Para além do registro de uma eventual insatisfação com a política, a taxa de votos nulos e em branco interessa especialmente aos candidatos a vereador. O primeiro passo para distribuir as cadeiras numa eleição para Câmara Municipal é calcular o quociente eleitoral (resultado do total de votos válidos dividido pelo número de cadeiras em disputa na Câmara); número que garante que um partido elegerá um vereador. Desse modo, quanto mais eleitores anulam ou deixam o voto em branco, menor é o quociente.
Nas últimas eleições municipais (2016) a insatisfação dos eleitores se manifestou em duas frentes. A primeira foi a eleição de candidatos outsiders – ou que não pareciam pertencer à tradicional elite partidária – em algumas capitais (Rio de Janeiro, São Paulo e Belo Horizonte). A segunda foi o crescimento dos votos inválidos para vereador e prefeito, particularmente nas cidades com maior população.
Os gráficos 1 e 2 mostram, respectivamente, o percentual médio de votos nulos e em branco para prefeito e vereador nas cidades brasileiras nas últimas cinco eleições municipais. As cidades foram agrupadas em cinco tipos, segundo a faixa de população.
A semelhança entre os dois gráficos é tal que, se olharmos rapidamente, parece que eles são idênticos. Nas cidades com menor população (até 20 mil e entre 20 mil e 50 mil habitantes) os votos inválidos oscilam em um mesmo patamar e não aumentaram significativamente em 2016. Já nas outras três faixas observamos um crescimento contínuo, com um aumento mais expressivo nas megacidades (com mais de 500 mil habitantes).
Em 2002, a diferença entre o percentual dos votos inválidos para prefeito e vereadores nas pequenas cidades e megacidades era reduzida.
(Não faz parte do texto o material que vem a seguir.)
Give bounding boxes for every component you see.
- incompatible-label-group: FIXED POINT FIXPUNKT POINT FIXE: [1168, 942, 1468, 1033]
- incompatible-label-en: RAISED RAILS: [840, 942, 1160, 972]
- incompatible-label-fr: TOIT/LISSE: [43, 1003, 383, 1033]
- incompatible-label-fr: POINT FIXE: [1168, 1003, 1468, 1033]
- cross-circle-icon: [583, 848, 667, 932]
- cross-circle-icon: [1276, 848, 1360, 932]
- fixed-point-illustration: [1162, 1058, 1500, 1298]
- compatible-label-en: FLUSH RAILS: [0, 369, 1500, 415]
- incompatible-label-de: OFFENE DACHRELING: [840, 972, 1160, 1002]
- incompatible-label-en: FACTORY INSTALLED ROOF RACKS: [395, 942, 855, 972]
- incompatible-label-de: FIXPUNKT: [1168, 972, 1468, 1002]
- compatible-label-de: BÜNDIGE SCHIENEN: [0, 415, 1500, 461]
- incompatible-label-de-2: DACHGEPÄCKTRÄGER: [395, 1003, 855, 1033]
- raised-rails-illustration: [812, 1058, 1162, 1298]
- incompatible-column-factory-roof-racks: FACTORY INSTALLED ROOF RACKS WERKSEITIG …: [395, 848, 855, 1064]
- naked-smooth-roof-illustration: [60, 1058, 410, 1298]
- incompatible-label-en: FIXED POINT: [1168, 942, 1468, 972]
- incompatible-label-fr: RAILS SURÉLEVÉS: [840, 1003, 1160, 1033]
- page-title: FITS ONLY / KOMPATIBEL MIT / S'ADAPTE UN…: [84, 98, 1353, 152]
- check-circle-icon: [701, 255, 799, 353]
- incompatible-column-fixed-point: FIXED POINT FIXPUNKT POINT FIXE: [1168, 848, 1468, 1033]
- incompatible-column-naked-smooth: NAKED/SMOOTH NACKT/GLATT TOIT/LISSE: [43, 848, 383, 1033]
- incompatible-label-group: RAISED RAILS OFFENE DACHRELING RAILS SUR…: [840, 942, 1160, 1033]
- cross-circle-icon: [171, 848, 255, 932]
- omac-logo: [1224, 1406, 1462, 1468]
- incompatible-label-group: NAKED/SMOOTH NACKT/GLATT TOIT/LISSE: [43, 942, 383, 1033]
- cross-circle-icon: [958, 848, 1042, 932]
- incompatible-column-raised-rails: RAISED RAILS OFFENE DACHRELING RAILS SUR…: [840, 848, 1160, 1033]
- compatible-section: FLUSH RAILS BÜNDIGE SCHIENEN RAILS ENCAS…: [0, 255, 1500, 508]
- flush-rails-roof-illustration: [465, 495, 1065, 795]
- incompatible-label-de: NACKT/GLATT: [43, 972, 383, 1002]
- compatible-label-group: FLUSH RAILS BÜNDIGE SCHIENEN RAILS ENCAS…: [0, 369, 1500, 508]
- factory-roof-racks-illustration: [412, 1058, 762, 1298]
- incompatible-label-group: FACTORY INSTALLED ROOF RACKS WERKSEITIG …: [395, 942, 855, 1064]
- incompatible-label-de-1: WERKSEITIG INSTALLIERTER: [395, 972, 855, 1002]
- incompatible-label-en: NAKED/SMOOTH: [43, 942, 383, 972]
Em 2016 a diferença cresceu para cerca de dez pontos percentuais. Portanto, o aumento dos votos nulos e em branco foi um fenômeno marcante das grandes cidades brasileiras em 2016. Selecionei algumas dessas cidades (as com mais 800 mil habitantes, segundo dados de 2010) para observarmos com mais cuidado o que aconteceu.
O gráfico 3 mostra a evolução dos votos inválidos nas 19 cidades com mais de 800 mil habitantes. Chama a atenção para uma tendência geral de crescimento constante dos votos nulos e brancos em quase todas as cidades (as exceções são: Teresina, São Luís e Goiânia). Nas quatro maiores cidades do país (São Paulo, Rio de Janeiro, Belo Horizonte e Porto Alegre) cerca de 1/5 dos eleitores que compareceram preferiram não votar em um dos candidatos ou partidos que disputaram.
A explicação mais óbvia para esse crescimento é que ele indicaria uma maior insatisfação de uma parte dos eleitores com a política. Mas há uma outra dimensão que precisa ser levada em conta. A rua deixou de ser um espaço de campanhas nas grandes cidades (por conta das restrições da legislação eleitoral, placas não podem mais ser colocadas nas casas e em espaços públicos, juntando-se ao tradicional outdoor que já havia sido proibido). Em 2016, o tempo de campanha no rádio e televisão foi reduzido, e com isso os candidatos passaram a ter poucas formas de se comunicarem com os eleitores.
Lembro que no dia do primeiro turno de 2016 recebi muitas mensagens pedindo sugestão de um nome para votar para vereador. Me dei conta de que a campanha de vereador (tão forte nas pequenas cidades) havia sumido da vista das pessoas nos grandes centros. Eleitores simplesmente chegam a seção eleitoral sem terem ideia de em quem votar.
No dia 15 de novembro deste ano, além das tradicionais avaliações de quais partidos foram vencedores e quais foram perdedores, faço uma singela sugestão ao leitor: dê uma olhada na taxa de votos nulos e em branco. É um bom indicador para captar o humor dos eleitores brasileiros.